Recombinant UCP1 standard

Construction of the UCP1 vector is described in the Supplementary Methods.

Mouse UCP1 and tenrec UCP1 were expressed in Escherichia coli (strain C41 (DE3)), and inclusion bodies were isolated26, quantified and the purity determined (see Supplementary Fig. S1 and Supplementary Methods).

Statistical analysis

The paired t-test was used to test for effects of the β3-adrenergic antagonist and GDP on proton leak curves within the CA and WA group, the Student’s t-tests were used to test for differences between the acclimation groups. Differences in proton leak respiration rates of UCP1-containing cells activated with various concentrations of TTNPB or nonanoic acids were examined using one-way ANOVA. We calculated the UCP1 centre activity of mouse and tenrec UCP1 with a dynamic fitting exponential growth curve (Single, three parameter, f=y0+a*exp(b*x)). These analyses were performed using SigmaStat (Jandel Scientific, San Rafael, CA, USA).

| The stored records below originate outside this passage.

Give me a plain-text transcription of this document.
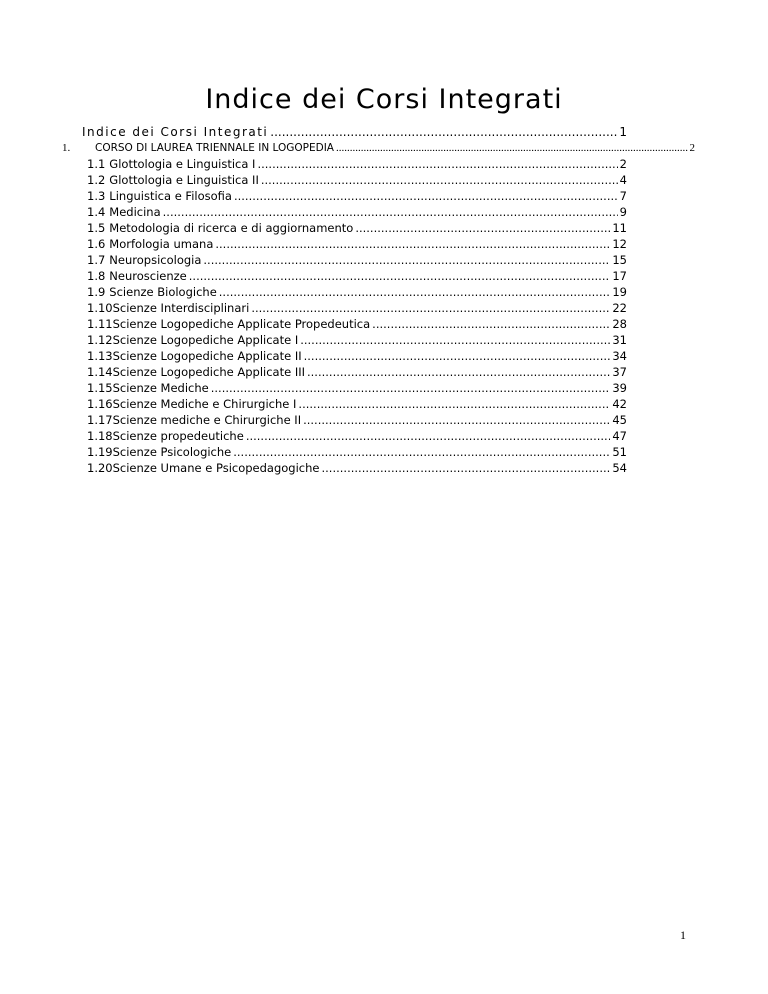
Indice dei Corsi Integrati
Indice dei Corsi Integrati .....	1
1.	CORSO DI LAUREA TRIENNALE IN LOGOPEDIA .....	2
1.1 Glottologia e Linguistica I .....	2
1.2 Glottologia e Linguistica II .....	4
1.3 Linguistica e Filosofia .....	7
1.4 Medicina .....	9
1.5 Metodologia di ricerca e di aggiornamento .....	11
1.6 Morfologia umana .....	12
1.7 Neuropsicologia .....	15
1.8 Neuroscienze .....	17
1.9 Scienze Biologiche .....	19
1.10 Scienze Interdisciplinari .....	22
1.11 Scienze Logopediche Applicate Propedeutica .....	28
1.12 Scienze Logopediche Applicate I .....	31
1.13 Scienze Logopediche Applicate II .....	34
1.14 Scienze Logopediche Applicate III .....	37
1.15 Scienze Mediche .....	39
1.16 Scienze Mediche e Chirurgiche I .....	42
1.17 Scienze mediche e Chirurgiche II .....	45
1.18 Scienze propedeutiche .....	47
1.19 Scienze Psicologiche .....	51
1.20 Scienze Umane e Psicopedagogiche .....	54
1
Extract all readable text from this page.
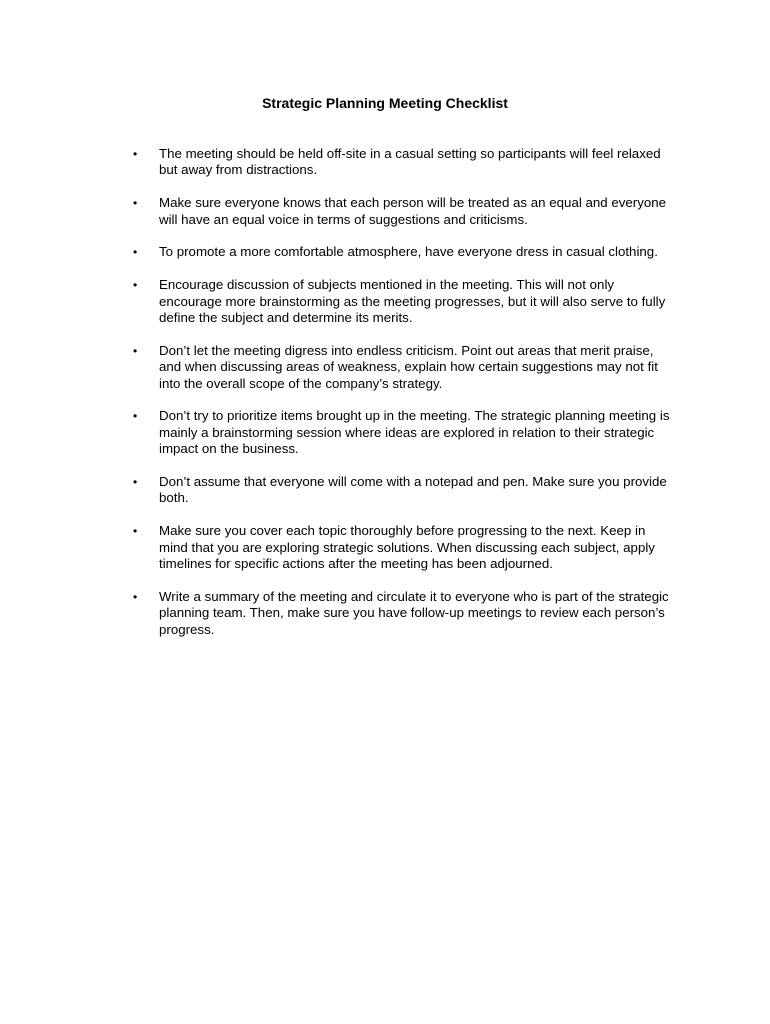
Strategic Planning Meeting Checklist
• The meeting should be held off-site in a casual setting so participants will feel relaxed but away from distractions.
• Make sure everyone knows that each person will be treated as an equal and everyone will have an equal voice in terms of suggestions and criticisms.
• To promote a more comfortable atmosphere, have everyone dress in casual clothing.
• Encourage discussion of subjects mentioned in the meeting. This will not only encourage more brainstorming as the meeting progresses, but it will also serve to fully define the subject and determine its merits.
• Don’t let the meeting digress into endless criticism. Point out areas that merit praise, and when discussing areas of weakness, explain how certain suggestions may not fit into the overall scope of the company’s strategy.
• Don’t try to prioritize items brought up in the meeting. The strategic planning meeting is mainly a brainstorming session where ideas are explored in relation to their strategic impact on the business.
• Don’t assume that everyone will come with a notepad and pen. Make sure you provide both.
• Make sure you cover each topic thoroughly before progressing to the next. Keep in mind that you are exploring strategic solutions. When discussing each subject, apply timelines for specific actions after the meeting has been adjourned.
• Write a summary of the meeting and circulate it to everyone who is part of the strategic planning team. Then, make sure you have follow-up meetings to review each person’s progress.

All mean values were reported±s.e.m., and the 0.05 level of probability was accepted to indicate statistical significance.

Additional information

Accession codes: The sequences generated for this study were deposited in GenBank under accession number KC158558.1.

How to cite this article: Oelkrug, R. et al. Brown fat in a protoendothermic mammal fuels eutherian evolution. Nat. Commun. 4:2140 doi: 10.1038/ncomms3140 (2013).